Cette parole d'Évangile

Qui fait plier les imbéciles

Et qui met dans l'horreur civile

De la noblesse et puis du style

Ferré (1916-1993), Léo et l’anarchie, l’ « Anarchie, avec un grand A comme Amour » (« Amour Anarchie » comme il titrait un disque fameux), c’est avant tout cette chanson unique, magnifique, manifeste : « Les Anarchistes ».

« Y'en a pas un sur cent et pourtant ils existent

La plupart Espagnols allez savoir pourquoi

Faut croire qu'en Espagne on ne les comprend pas

Les anarchistes… »

Pose d’esthète, sujet de chanson ? Non, Ferré est peut-être notre seul vrai chanteur anarchiste – et écrivain. Ainsi son « Introduction à l’anarchie » :

L'anarchie est la formulation politique du désespoir. Une morale de l'anarchie ne peut se concevoir que dans le refus.

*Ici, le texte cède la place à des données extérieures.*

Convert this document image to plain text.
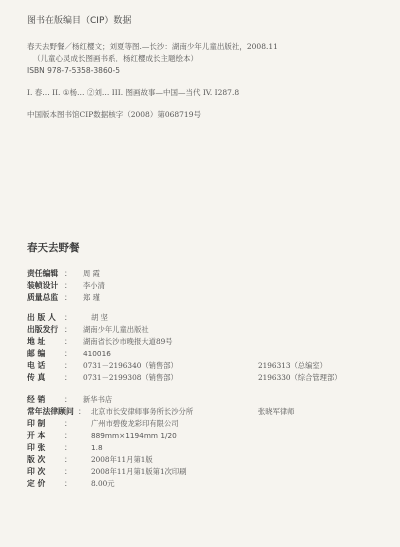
图书在版编目（CIP）数据
春天去野餐／杨红樱文；刘夏等图.—长沙：湖南少年儿童出版社，2008.11
（儿童心灵成长图画书系．杨红樱成长主题绘本）
ISBN 978-7-5358-3860-5
I. 春… II. ①杨… ②刘… III. 图画故事—中国—当代 IV. I287.8
中国版本图书馆CIP数据核字（2008）第068719号
春天去野餐
责任编辑 ： 周 霞
装帧设计 ： 李小清
质量总监 ： 郑 瑾
出 版 人 ：	胡 坚
出版发行 ： 湖南少年儿童出版社
地 址 ： 湖南省长沙市晚报大道89号
邮 编 ： 410016
电 话 ： 0731－2196340（销售部）	2196313（总编室）
传 真 ： 0731－2199308（销售部）	2196330（综合管理部）
经 销 ： 新华书店
常年法律顾问 ： 北京市长安律师事务所长沙分所	张晓军律师
印 制 ：	广州市碧俊龙彩印有限公司
开 本 ：	889mm×1194mm 1/20
印 张 ：	1.8
版 次 ：	2008年11月第1版
印 次 ：	2008年11月第1版第1次印刷
定 价 ：	8.00元
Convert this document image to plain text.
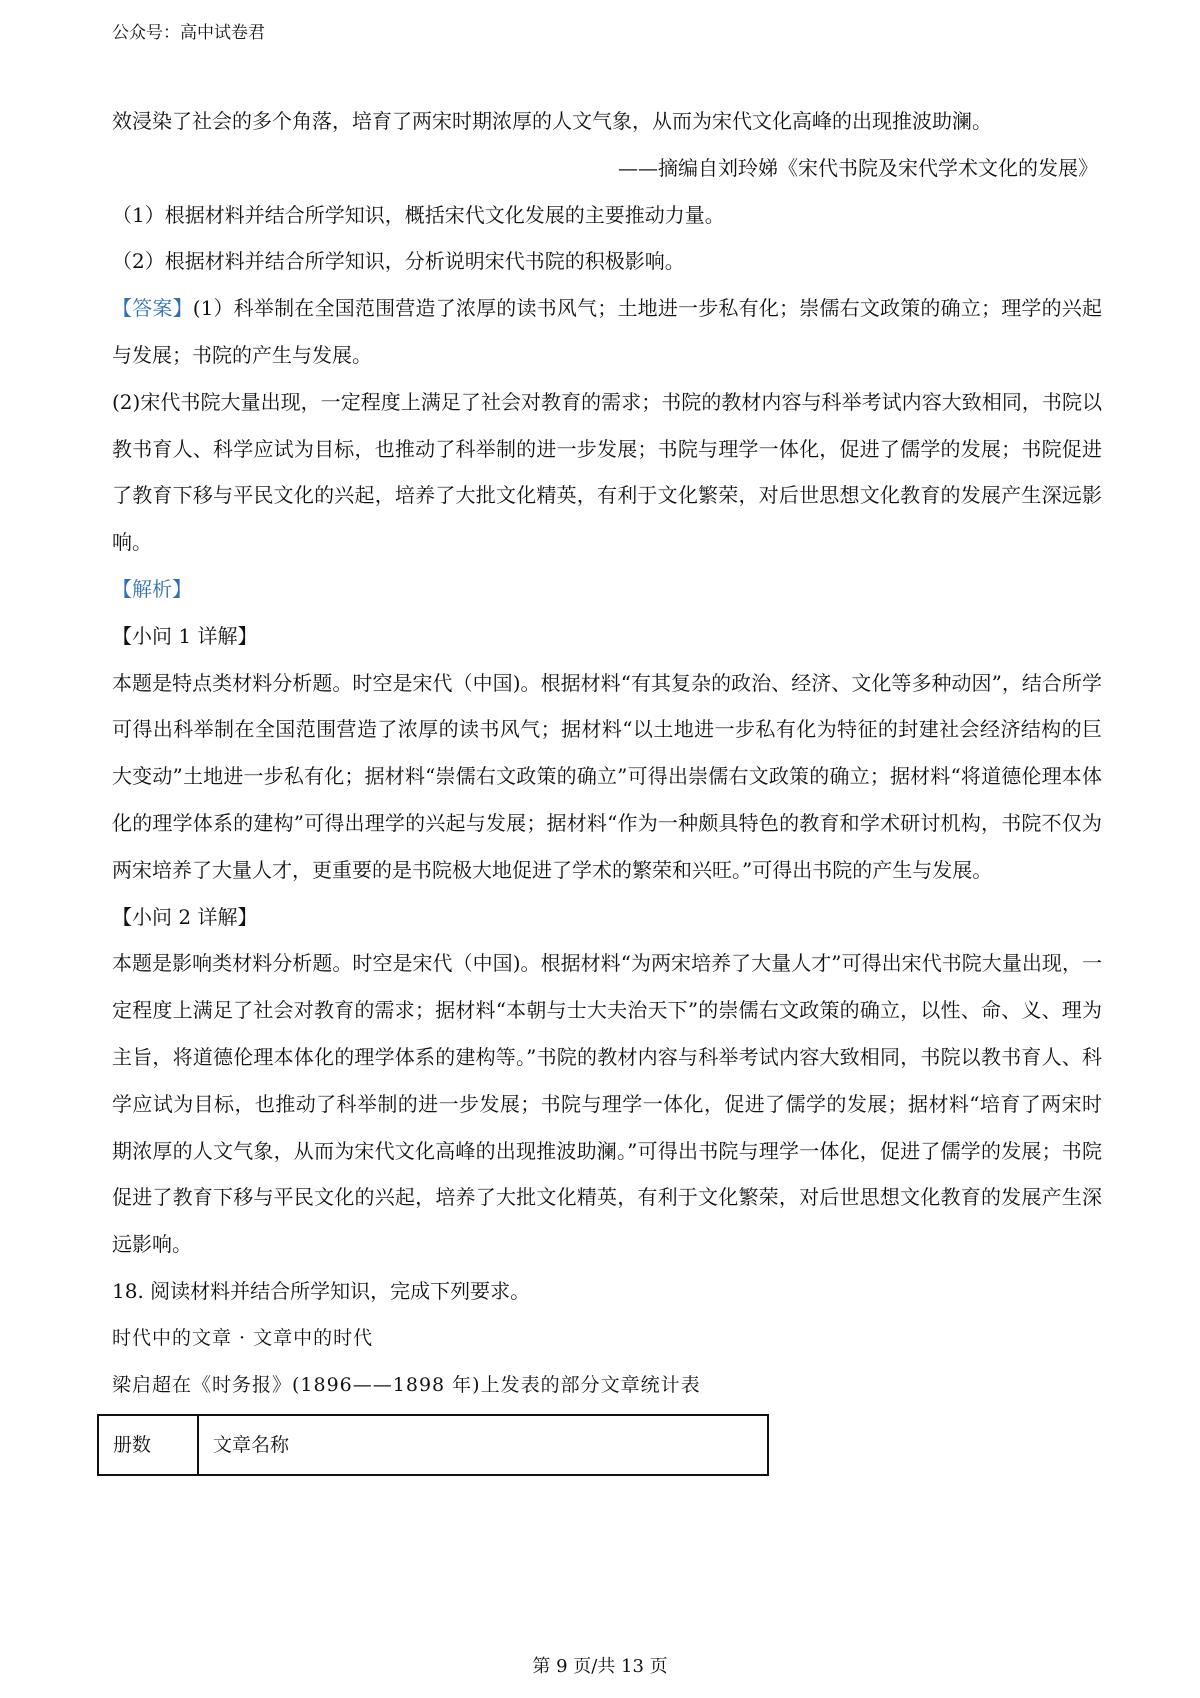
公众号：高中试卷君

效浸染了社会的多个角落，培育了两宋时期浓厚的人文气象，从而为宋代文化高峰的出现推波助澜。

——摘编自刘玲娣《宋代书院及宋代学术文化的发展》

（1）根据材料并结合所学知识，概括宋代文化发展的主要推动力量。

（2）根据材料并结合所学知识，分析说明宋代书院的积极影响。

【答案】(1）科举制在全国范围营造了浓厚的读书风气；土地进一步私有化；崇儒右文政策的确立；理学的兴起与发展；书院的产生与发展。

(2)宋代书院大量出现，一定程度上满足了社会对教育的需求；书院的教材内容与科举考试内容大致相同，书院以教书育人、科学应试为目标，也推动了科举制的进一步发展；书院与理学一体化，促进了儒学的发展；书院促进了教育下移与平民文化的兴起，培养了大批文化精英，有利于文化繁荣，对后世思想文化教育的发展产生深远影响。

【解析】

【小问 1 详解】

本题是特点类材料分析题。时空是宋代（中国)。根据材料“有其复杂的政治、经济、文化等多种动因”，结合所学可得出科举制在全国范围营造了浓厚的读书风气；据材料“以土地进一步私有化为特征的封建社会经济结构的巨大变动”土地进一步私有化；据材料“崇儒右文政策的确立”可得出崇儒右文政策的确立；据材料“将道德伦理本体化的理学体系的建构”可得出理学的兴起与发展；据材料“作为一种颇具特色的教育和学术研讨机构，书院不仅为两宋培养了大量人才，更重要的是书院极大地促进了学术的繁荣和兴旺。”可得出书院的产生与发展。

【小问 2 详解】

本题是影响类材料分析题。时空是宋代（中国)。根据材料“为两宋培养了大量人才”可得出宋代书院大量出现，一定程度上满足了社会对教育的需求；据材料“本朝与士大夫治天下”的崇儒右文政策的确立，以性、命、义、理为主旨，将道德伦理本体化的理学体系的建构等。”书院的教材内容与科举考试内容大致相同，书院以教书育人、科学应试为目标，也推动了科举制的进一步发展；书院与理学一体化，促进了儒学的发展；据材料“培育了两宋时期浓厚的人文气象，从而为宋代文化高峰的出现推波助澜。”可得出书院与理学一体化，促进了儒学的发展；书院促进了教育下移与平民文化的兴起，培养了大批文化精英，有利于文化繁荣，对后世思想文化教育的发展产生深远影响。

18. 阅读材料并结合所学知识，完成下列要求。

时代中的文章 · 文章中的时代

梁启超在《时务报》(1896——1898 年)上发表的部分文章统计表

册数	文章名称
第 9 页/共 13 页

C'est en refusant que nous créons. C'est en refusant que nous nous mettons dans une situation d'attente, et le taux d'agressivité que recèle notre prise de position, notre négativité est la mesure même de l'agressivité inverse : tout est fonction des pôles.

(…)

L'anarchie, cela vient du dedans. Il n'y a pas de modèle d'anarchie, aucune définition non plus. Définir, c'est s'avouer vaincu d'avance.

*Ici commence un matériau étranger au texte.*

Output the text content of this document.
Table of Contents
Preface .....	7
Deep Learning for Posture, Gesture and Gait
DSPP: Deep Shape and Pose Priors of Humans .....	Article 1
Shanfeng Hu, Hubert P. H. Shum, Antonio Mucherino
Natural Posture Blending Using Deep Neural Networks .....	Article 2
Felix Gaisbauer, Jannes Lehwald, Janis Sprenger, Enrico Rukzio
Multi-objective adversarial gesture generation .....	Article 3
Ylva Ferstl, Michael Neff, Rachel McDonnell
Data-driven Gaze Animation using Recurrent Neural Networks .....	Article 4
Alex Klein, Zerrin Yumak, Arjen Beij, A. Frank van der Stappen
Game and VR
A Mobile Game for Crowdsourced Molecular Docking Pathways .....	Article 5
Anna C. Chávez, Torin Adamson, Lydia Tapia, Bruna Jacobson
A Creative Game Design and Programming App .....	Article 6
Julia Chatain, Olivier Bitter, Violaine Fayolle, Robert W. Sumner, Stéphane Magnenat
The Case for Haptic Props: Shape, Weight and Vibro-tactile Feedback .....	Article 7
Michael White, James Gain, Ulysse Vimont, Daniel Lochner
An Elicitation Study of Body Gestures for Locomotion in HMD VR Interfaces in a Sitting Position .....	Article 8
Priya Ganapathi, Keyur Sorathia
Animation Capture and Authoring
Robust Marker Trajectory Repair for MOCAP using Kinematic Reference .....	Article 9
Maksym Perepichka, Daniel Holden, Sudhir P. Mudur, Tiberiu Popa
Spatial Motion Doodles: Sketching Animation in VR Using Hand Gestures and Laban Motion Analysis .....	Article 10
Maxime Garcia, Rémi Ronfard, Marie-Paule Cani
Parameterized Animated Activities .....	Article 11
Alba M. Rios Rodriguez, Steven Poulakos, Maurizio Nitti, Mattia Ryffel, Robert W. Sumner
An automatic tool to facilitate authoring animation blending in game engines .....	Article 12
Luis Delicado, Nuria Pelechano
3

Politiquement, la solitude est un non-sens. Il n'y a même pas de quoi faire un solitaire dans l'arsenal démocratique. L'isoloir est une place publique. Cette psychologie du vote secret est un rejet de la confession. On se confesse à un bulletin. L'isoloir, vespasienne sèche, ce couvent du socialisme à l'heure apéritive ... J'enrage à la pensée que des hommes acceptent de s'isoler administrativement autrement que pour uriner. La souveraineté nationale à ce point traquée dans un cabinet municipal, cela monte du fond de mon cœur comme une nausée de principe. Les idées qui sentent, je ne sais rien de plus définitif dans notre condition de Peuple-Roi .

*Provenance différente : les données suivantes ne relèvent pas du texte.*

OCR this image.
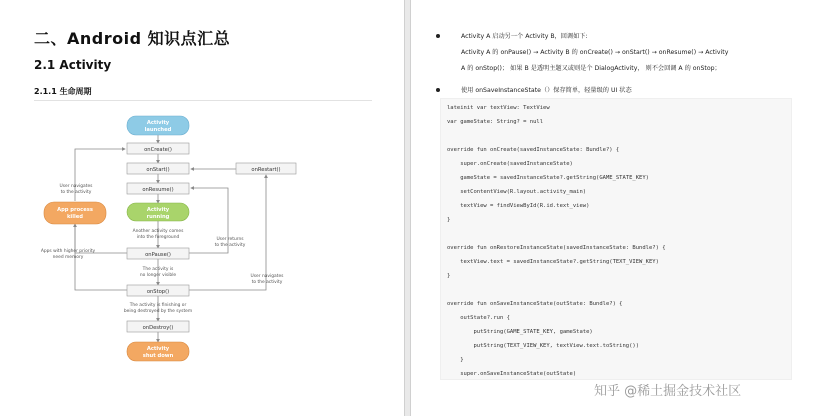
二、Android 知识点汇总
2.1 Activity
2.1.1 生命周期
Activity
launched
Activity
running
App process
killed
Activity
shut down
onCreate()
onStart()
onResume()
onPause()
onStop()
onDestroy()
onRestart()
User navigates
to the activity
Apps with higher priority
need memory
Another activity comes
into the foreground	User returns
to the activity
The activity is
no longer visible	User navigates
to the activity
The activity is finishing or
being destroyed by the system
Activity A 启动另一个 Activity B，回调如下:
Activity A 的 onPause() → Activity B 的 onCreate() → onStart() → onResume() → Activity
A 的 onStop()； 如果 B 是透明主题又或则是个 DialogActivity， 则不会回调 A 的 onStop；
使用 onSaveInstanceState（）保存简单，轻量级的 UI 状态
lateinit var textView: TextView
var gameState: String? = null
override fun onCreate(savedInstanceState: Bundle?) {
super.onCreate(savedInstanceState)
gameState = savedInstanceState?.getString(GAME_STATE_KEY)
setContentView(R.layout.activity_main)
textView = findViewById(R.id.text_view)
}
override fun onRestoreInstanceState(savedInstanceState: Bundle?) {
textView.text = savedInstanceState?.getString(TEXT_VIEW_KEY)
}
override fun onSaveInstanceState(outState: Bundle?) {
outState?.run {
putString(GAME_STATE_KEY, gameState)
putString(TEXT_VIEW_KEY, textView.text.toString())
}
super.onSaveInstanceState(outState)
知乎 @稀土掘金技术社区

Ferré, la « graine d’ananar », l’anar au carré qui déclare : « La gauche est une salle d’attente pour le fascisme. » Et qui chante comme l’Évangile : ni dieux ni maitres !



« J'avais des copains

Qui mangeaient mon pain

Car le pain c'est fait

Pour être' partagé

Dans notre' société

C'est pas moi qui l'dis

Mais c'est Jésus-Christ

Un foutu bavard

A gueule' d'ananar »

Parole d’Évangile, Ferré ? Il est vrai que sa première composition, à quatorze ans a peine, est un Kyrie pour une messe à trois voix. La même année, il découvre l’anarchie :

C'était en 1930, j'avais quatorze ans... J'ai cherché -parce qu'on avait du m'en parlé - le mot anarchie dans le petit Larousse et j'ai lu : « négation de toute autorité, d'où qu'elle vienne. » Cela m'a plu. Quelques années plus tard, je me suis dit que cela devait être le sentiment, même caché, de la plus part des gens. La négation de toute autorité, c'est aussi noble que l'amour... C'est pour cela que je dis « Anarchie avec un grand A comme Amour ».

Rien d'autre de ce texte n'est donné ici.